The exploration of Black history and Jewish history is fitting for the OUDC because the group is a combination of young Black and Jewish students who joined the program to learn about racial and social justice.
“We work with the students year-round to help them learn about racial justice, social justice and particularly how the Black and Jewish communities have historically worked together in the fight for social justice and civil rights,” OUDC program facilitator Ray Uyeda said. “We are really trying to get a well-rounded look at how communities have struggled together, supported each other and we’re focusing a lot on who the unsung heroes of history were. A lot of the people that we don’t hear about were the people who were supporting the movements in ways that were integral to their success.”

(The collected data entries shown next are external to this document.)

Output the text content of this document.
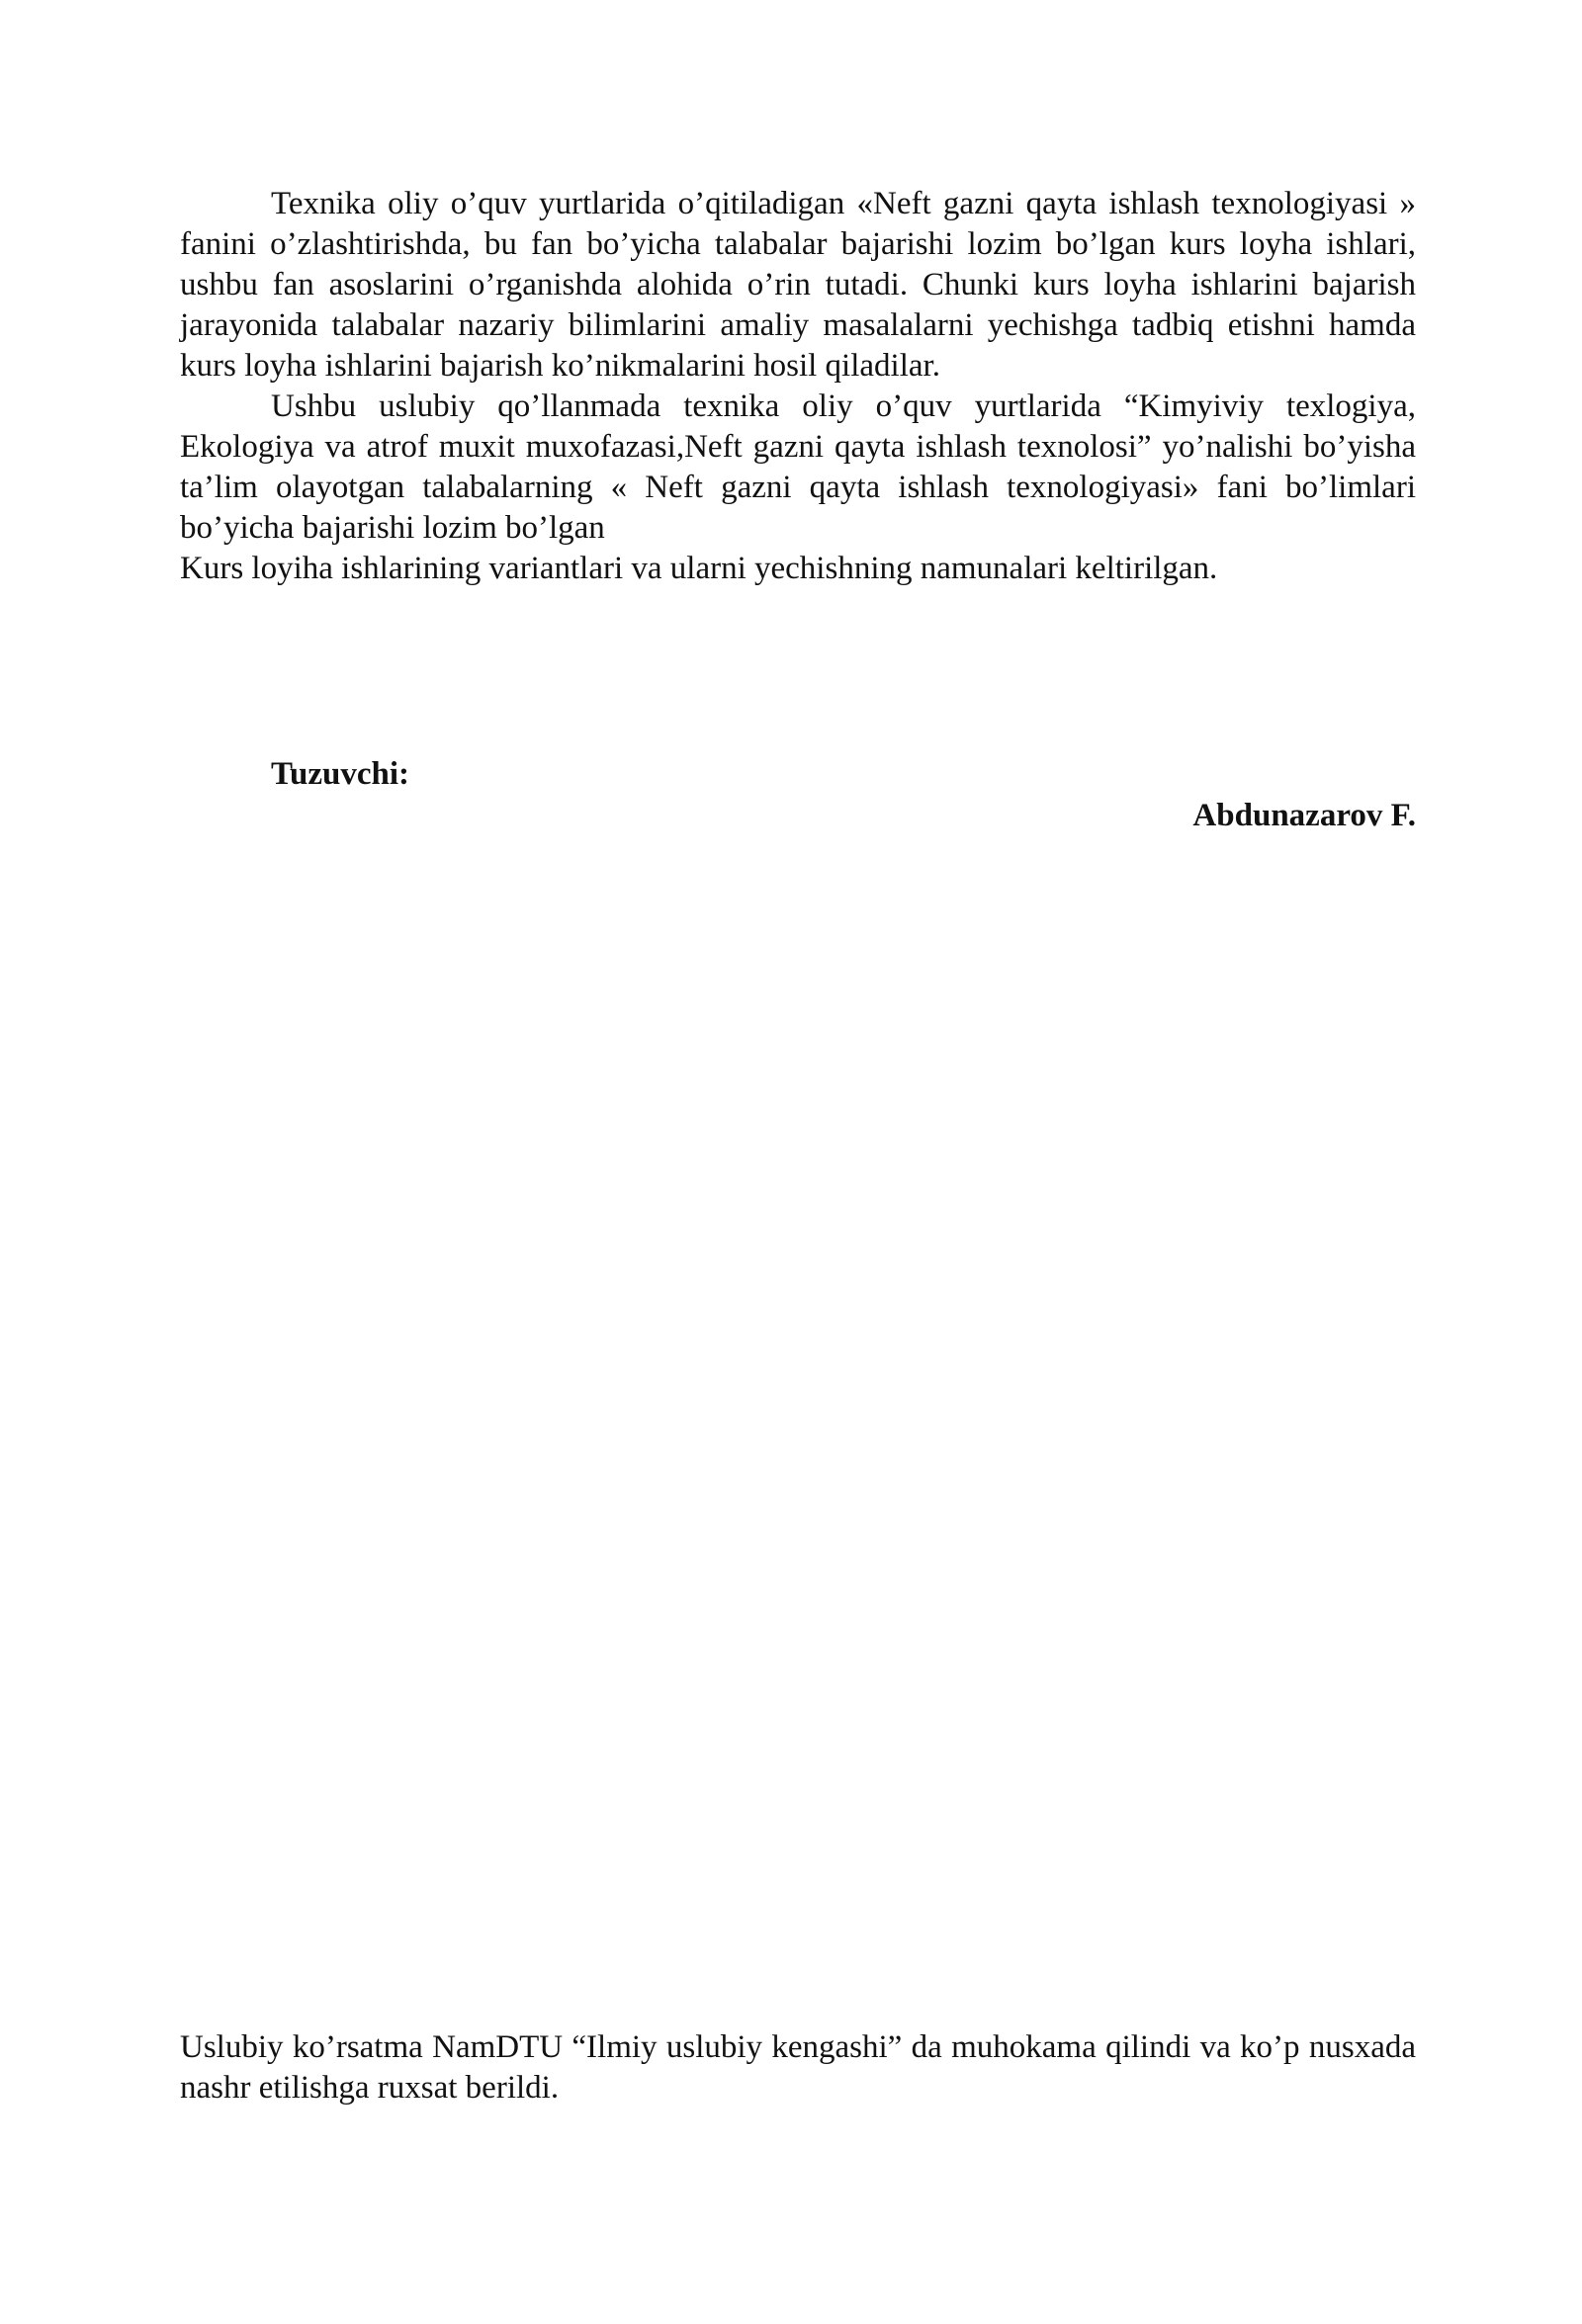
Texnika oliy o’quv yurtlarida o’qitiladigan «Neft gazni qayta ishlash texnologiyasi » fanini o’zlashtirishda, bu fan bo’yicha talabalar bajarishi lozim bo’lgan kurs loyha ishlari, ushbu fan asoslarini o’rganishda alohida o’rin tutadi. Chunki kurs loyha ishlarini bajarish jarayonida talabalar nazariy bilimlarini amaliy masalalarni yechishga tadbiq etishni hamda kurs loyha ishlarini bajarish ko’nikmalarini hosil qiladilar.

Ushbu uslubiy qo’llanmada texnika oliy o’quv yurtlarida “Kimyiviy texlogiya, Ekologiya va atrof muxit muxofazasi,Neft gazni qayta ishlash texnolosi” yo’nalishi bo’yisha ta’lim olayotgan talabalarning « Neft gazni qayta ishlash texnologiyasi» fani bo’limlari bo’yicha bajarishi lozim bo’lgan

Kurs loyiha ishlarining variantlari va ularni yechishning namunalari keltirilgan.

Tuzuvchi:
Abdunazarov F.
Uslubiy ko’rsatma NamDTU “Ilmiy uslubiy kengashi” da muhokama qilindi va ko’p nusxada nashr etilishga ruxsat berildi.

Halfway through their journey, the students are filling up their notebooks with information from each stop. In 10 days, they’ve already been through North Carolina, South Carolina, Georgia and now Alabama.
They visited the Equal Justice Initiative’s (EJI) National Memorial for Peace and Justice and Legacy Museum in Montgomery before they traveled to Selma.
Sosland was able to see how much of an impact the memorial had on her African-American peers.
“I was walking around with my close friend Fatima, who is a Black peer of mine, and she was very emotional watching this,” Sosland said. “I realized at that moment I could not possibly understand the fear in her eyes and the sadness. Even though I did share that and was empathetic for it, as a white person I could not possibly understand the terror that her ancestors and Black people today have to deal with.”
The trip to Selma revealed moments in history that the students hadn’t been introduced to before. The details from unsung heroes and footnotes from history caught the attention of Natinael Tilahun, a Black OUDC student.
“There’s a lot of deep history here. There’s a lot of untold things that you don’t learn in the education system,” he said. “There’s a lot of hidden things that you have to look for and be aware of that isn’t upright told to you.”
The students left for Meridian, Mississippi to begin the second half of their summer learning experience. They’ll stop at a few more historical southern cities, such as New Orleans, Louisiana before returning home to D.C. with more than enough information and motivation to pour back into their communities.
“When we get back to D.C., I train them to be facilitators and lead workshops in the community on diversity and inclusion,” Horne said. “The goal of our program is to create a generation of leaders who work to eradicate racism, anti-Semitism and all forms of discrimination. We want to see them acting and taking what they’ve learned into their communities and creating that change that we’ve talked about.”